A desire to teach somewhere outside of the United States is not new to Smith.
“I knew I wanted to do a Fulbright. I knew I wanted to go overseas,” Smith said. “It’s something I have been thinking about ever since I became a professor.”
After earning a Master of Fine Arts degree, spending years guiding students through the intricate process of film making in the States and playing an instrumental role in the development of APU’s Theater, Film and Television Department, Smith was ready for another challenge.
“Just getting out of the regular routine here at APU enabled me to think differently about how I teach,” Smith said. “Having to teach people who, for many of them English was a second language, caused me to look at cinematic design concepts in a different way. … The experience has changed the way I teach the APU course as well.”
To those who are informed about the current conflicts in the Middle East, it is no surprise that the youth Smith interacted with have a strong desire to have their voices heard and their stories told.
“The Middle East right now is going through the kind of social upheaval that the U.S. went through in the 1960s,” Smith said. “There was a lot of creativity that came out of the U.S. during the ‘60s and ‘70s.
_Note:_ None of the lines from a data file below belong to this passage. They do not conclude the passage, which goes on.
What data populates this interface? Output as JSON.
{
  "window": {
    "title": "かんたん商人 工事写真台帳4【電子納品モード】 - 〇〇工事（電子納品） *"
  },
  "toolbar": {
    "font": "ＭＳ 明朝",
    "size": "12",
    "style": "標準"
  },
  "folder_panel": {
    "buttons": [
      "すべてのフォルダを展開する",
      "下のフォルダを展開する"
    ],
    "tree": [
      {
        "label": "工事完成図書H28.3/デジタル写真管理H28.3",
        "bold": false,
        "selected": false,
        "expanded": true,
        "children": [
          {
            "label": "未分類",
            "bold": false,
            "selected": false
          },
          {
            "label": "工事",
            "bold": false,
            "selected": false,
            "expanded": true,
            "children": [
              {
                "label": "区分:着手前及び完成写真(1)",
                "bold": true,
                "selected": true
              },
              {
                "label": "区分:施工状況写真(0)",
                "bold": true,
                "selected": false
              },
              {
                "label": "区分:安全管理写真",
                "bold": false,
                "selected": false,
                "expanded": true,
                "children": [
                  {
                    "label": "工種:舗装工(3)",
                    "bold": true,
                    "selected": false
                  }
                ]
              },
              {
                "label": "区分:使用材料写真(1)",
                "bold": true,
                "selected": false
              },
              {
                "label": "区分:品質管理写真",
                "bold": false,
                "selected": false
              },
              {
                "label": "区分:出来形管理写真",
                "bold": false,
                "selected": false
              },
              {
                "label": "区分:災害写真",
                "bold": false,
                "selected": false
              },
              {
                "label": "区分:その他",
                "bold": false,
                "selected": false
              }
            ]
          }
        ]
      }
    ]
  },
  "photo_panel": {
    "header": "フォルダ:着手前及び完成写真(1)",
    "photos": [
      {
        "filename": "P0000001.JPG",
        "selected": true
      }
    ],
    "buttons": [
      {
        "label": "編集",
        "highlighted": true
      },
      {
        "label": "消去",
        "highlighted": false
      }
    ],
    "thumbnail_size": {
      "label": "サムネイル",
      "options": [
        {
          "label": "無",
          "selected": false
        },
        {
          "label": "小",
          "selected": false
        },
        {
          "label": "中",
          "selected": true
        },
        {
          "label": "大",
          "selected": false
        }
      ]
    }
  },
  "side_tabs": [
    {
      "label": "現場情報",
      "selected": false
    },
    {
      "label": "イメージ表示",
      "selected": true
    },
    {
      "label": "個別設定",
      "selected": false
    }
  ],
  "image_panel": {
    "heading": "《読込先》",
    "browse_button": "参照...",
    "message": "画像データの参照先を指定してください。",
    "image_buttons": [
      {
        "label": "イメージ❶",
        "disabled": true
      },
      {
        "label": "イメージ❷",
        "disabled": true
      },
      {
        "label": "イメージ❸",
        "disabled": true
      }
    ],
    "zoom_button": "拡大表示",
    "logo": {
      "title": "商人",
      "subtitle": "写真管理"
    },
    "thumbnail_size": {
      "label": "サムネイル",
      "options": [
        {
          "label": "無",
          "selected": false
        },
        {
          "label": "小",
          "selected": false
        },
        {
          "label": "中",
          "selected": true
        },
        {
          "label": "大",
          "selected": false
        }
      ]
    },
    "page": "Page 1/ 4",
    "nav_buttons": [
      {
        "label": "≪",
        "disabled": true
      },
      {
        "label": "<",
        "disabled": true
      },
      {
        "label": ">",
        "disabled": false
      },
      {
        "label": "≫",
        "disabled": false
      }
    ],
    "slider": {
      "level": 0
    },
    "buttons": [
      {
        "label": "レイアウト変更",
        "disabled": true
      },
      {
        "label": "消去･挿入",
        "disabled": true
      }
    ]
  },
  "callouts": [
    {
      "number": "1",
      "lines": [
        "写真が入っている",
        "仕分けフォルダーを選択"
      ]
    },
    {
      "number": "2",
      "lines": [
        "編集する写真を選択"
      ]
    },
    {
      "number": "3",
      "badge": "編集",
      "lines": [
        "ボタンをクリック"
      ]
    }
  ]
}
I think we will see the exact same thing over the next decade come out of the Middle East.”
During times of oppression, revolution and war, people historically have been pushed toward a creative outlet to express their opinions. This is exemplified in the protest songs of Bob Dylan, Joan Baez and Buffalo Springfield, as they decried the corrupt nature of the Vietnam War. The same creative rebellion against war is obvious in Kurt Vonnegut’s “Slaughterhouse Five” with regard to World War II, and the debilitating effects of the war in Afghanistan are portrayed in “The Hurt Locker,” an Oscar-winning film directed by Kathryn Bigelow.
“There’s going to be a lot of interesting stories that are being told by young filmmakers that don’t have anything to lose,” Smith said. “And if those stories can get out, people will be quite interested in what they see.”
Senior cinematic arts major Phillip Hall considers Smith a mentor and has had him for his “Cinema and TV Production 2” and “Cinema Aesthetics” classes.
“He challenges you by asking, ‘Why did you frame it this way?’ I always have to have an answer, which encourages me to build a case for my choices or reconsider them altogether,” Hall said.
Now that he’s back at APU, Smith has begun taking practical steps to increase the standards of the Bachelor of Fine Arts degree, pushing for a separate application in addition to the general forms filled out by freshmen hoping to be accepted into the university.
“Michael is a blessing to our department,” Hall said. “He has been working really hard to raise the level of quality within APU’s BFA degree, and really make it mean something, give your achievement gravity in the industry, as well as be competitive with other schools.”
Overall, Smith wants his students to understand the immense power of a story. The art of cinema is a gift, and without an emphasis on well-crafted, intentional storytelling, many students will graduate with a vacant sense of creativity.
“It’s unfortunate that the only thing that can get made now on a large scale is a comic book,” Smith said. “Do we really need another Batman movie?”